KL loss: 0.0361519530415535
KL loss: 0.144607812166214




The definition of cross-entropy may be formulated using KL divergence, $D_{KL}(p\|q)$, divergence of $p$ from $q$ (a.k.a the relative entropy of $p$ w.r.t. $q$).
$$
H(p,q)=H(p)+D_{KL}(p\|q)
$$
Generally, target info entropy $H(p)$ is a constant, so optimization via CE loss is equivalent to optimization via KL loss. In particular, when target distribution is a delta distribution, $H(p)=0$. 

In [129]:
## 4. verify CE loss = Info entroy + KL loss
ce_loss_sample_fn = nn.CrossEntropyLoss(reduction="none")
ce_loss_sample = ce_loss_sample_fn(logits, torch.softmax(target_logits,dim=-1))
print(f"ce loss sample: {ce_loss_sample}") 

kl_loss_sample_fn = nn.KLDivLoss(reduction="none")
kl_loss_sample = kl_loss_sample_fn(m(logits), target_logits.softmax(dim=-1)).sum(dim=-1)
print(f"KL loss sample: {kl_loss_sample}") 

target_info_entropy_sample = torch.distributions.Categorical(probs=target_logits.softmax(dim=-1)).entropy()
print(f"target_info_entropy_sample: {target_info_entropy_sample}") # when target distribution is a delta distribution, info entroy is 0.

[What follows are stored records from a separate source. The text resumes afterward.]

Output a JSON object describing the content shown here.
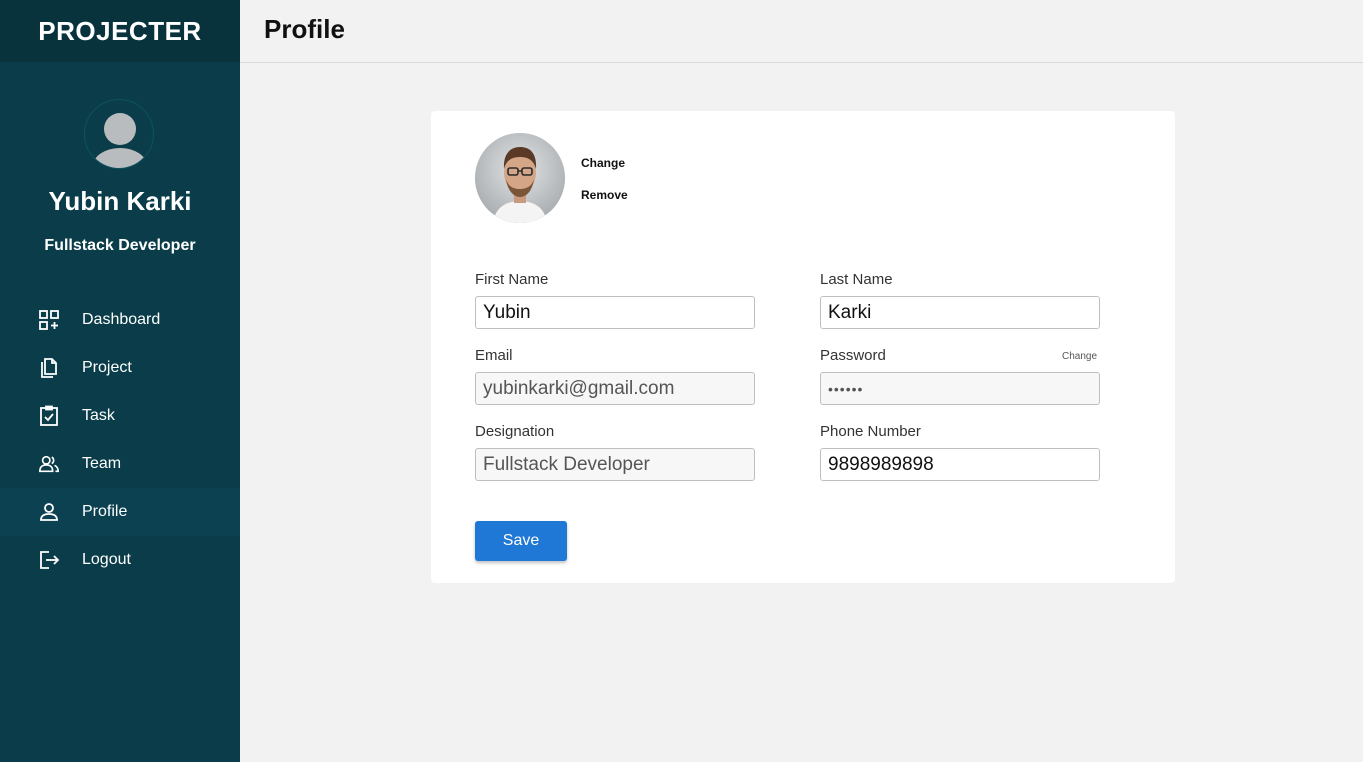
{
  "app": {
    "brand": "PROJECTER"
  },
  "header": {
    "title": "Profile"
  },
  "user": {
    "name": "Yubin Karki",
    "role": "Fullstack Developer"
  },
  "sidebar": {
    "items": [
      {
        "label": "Dashboard",
        "icon": "dashboard-icon"
      },
      {
        "label": "Project",
        "icon": "documents-icon"
      },
      {
        "label": "Task",
        "icon": "clipboard-check-icon"
      },
      {
        "label": "Team",
        "icon": "team-icon"
      },
      {
        "label": "Profile",
        "icon": "user-icon",
        "active": true
      },
      {
        "label": "Logout",
        "icon": "logout-icon"
      }
    ]
  },
  "profile": {
    "photo_change": "Change",
    "photo_remove": "Remove",
    "first_name": {
      "label": "First Name",
      "value": "Yubin"
    },
    "last_name": {
      "label": "Last Name",
      "value": "Karki"
    },
    "email": {
      "label": "Email",
      "value": "yubinkarki@gmail.com"
    },
    "password": {
      "label": "Password",
      "value": "••••••",
      "change": "Change"
    },
    "designation": {
      "label": "Designation",
      "value": "Fullstack Developer"
    },
    "phone": {
      "label": "Phone Number",
      "value": "9898989898"
    },
    "save_label": "Save"
  },
  "colors": {
    "sidebar": "#0a3d49",
    "brand_bar": "#08323c",
    "accent": "#1f77d6",
    "background": "#f2f2f2"
  }
}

# Generally, target info entropy is a constant, so optimization via CE loss is equivalent to optimization via KL loss
print(torch.allclose(ce_loss_sample,kl_loss_sample+target_info_entropy_sample)) 

ce loss sample: tensor([1.5688, 1.4553])
KL loss sample: tensor([0.1949, 0.0943])
target_info_entropy_sample: tensor([1.3739, 1.3610])
True


## Binary cross entropy loss
$$
l_n(x_n,y_n)=-[y_n\log p(x_n) + (1-y_n)\log(1-p(x_n))]
$$

In [130]:
## 5. Binary cross entropy loss
BCE_loss_fn = nn.BCELoss()
logits = torch.randn(batchsize)
prob_1 = torch.sigmoid(logits)
target = torch.randint(2, size=(batchsize, ))
BCE_loss = BCE_loss_fn(prob_1, target.float())
print(f"BCE_loss: {BCE_loss}")

### calculate BCE loss using NLL loss
prob_1 = prob_1.unsqueeze(dim=-1)
prob_0 = 1 - prob_1
prob = torch.cat([prob_0, prob_1], dim=-1)
nll_loss_binary = nll_loss_fn(torch.log(prob), target)
print(f"nll_loss binary: {nll_loss_binary}")
print(torch.allclose(nll_loss_binary,BCE_loss))

BCE_loss: 0.9651271104812622
nll_loss binary: 0.9651271104812622
True


In [135]:
## 6. cosine similarity loss
cosine_loss_fn = nn.CosineEmbeddingLoss()
v1 = torch.randn(batchsize, 512)
v2 = torch.randn(batchsize, 512)
target = torch.randint(2, size=(batchsize, ))*2 - 1 # target is supposed to be -1 or 1
cosine_loss = cosine_loss_fn(v1,v2,target)
print(f"cosine_loss: {cosine_loss}")

cosine_loss: 0.9742875099182129


# Summary of PyTorch Loss-Input Confusion (Cheatsheet)
https://github.com/rasbt/stat479-deep-learning-ss19/blob/master/other/pytorch-lossfunc-cheatsheet.md

- `torch.nn.functional.binary_cross_entropy` takes logistic sigmoid values as inputs
- `torch.nn.functional.binary_cross_entropy_with_logits` takes logits as inputs 
- `torch.nn.functional.cross_entropy` takes logits as inputs (performs `log_softmax` internally)
- `torch.nn.functional.nll_loss` is like `cross_entropy` but takes log-probabilities (log-softmax) values as inputs
- `torch.nn.functional.cosine_embedding_loss(input1, input2, target)` takes two vectors as inputs, and also a target which is required to be -1 or 1.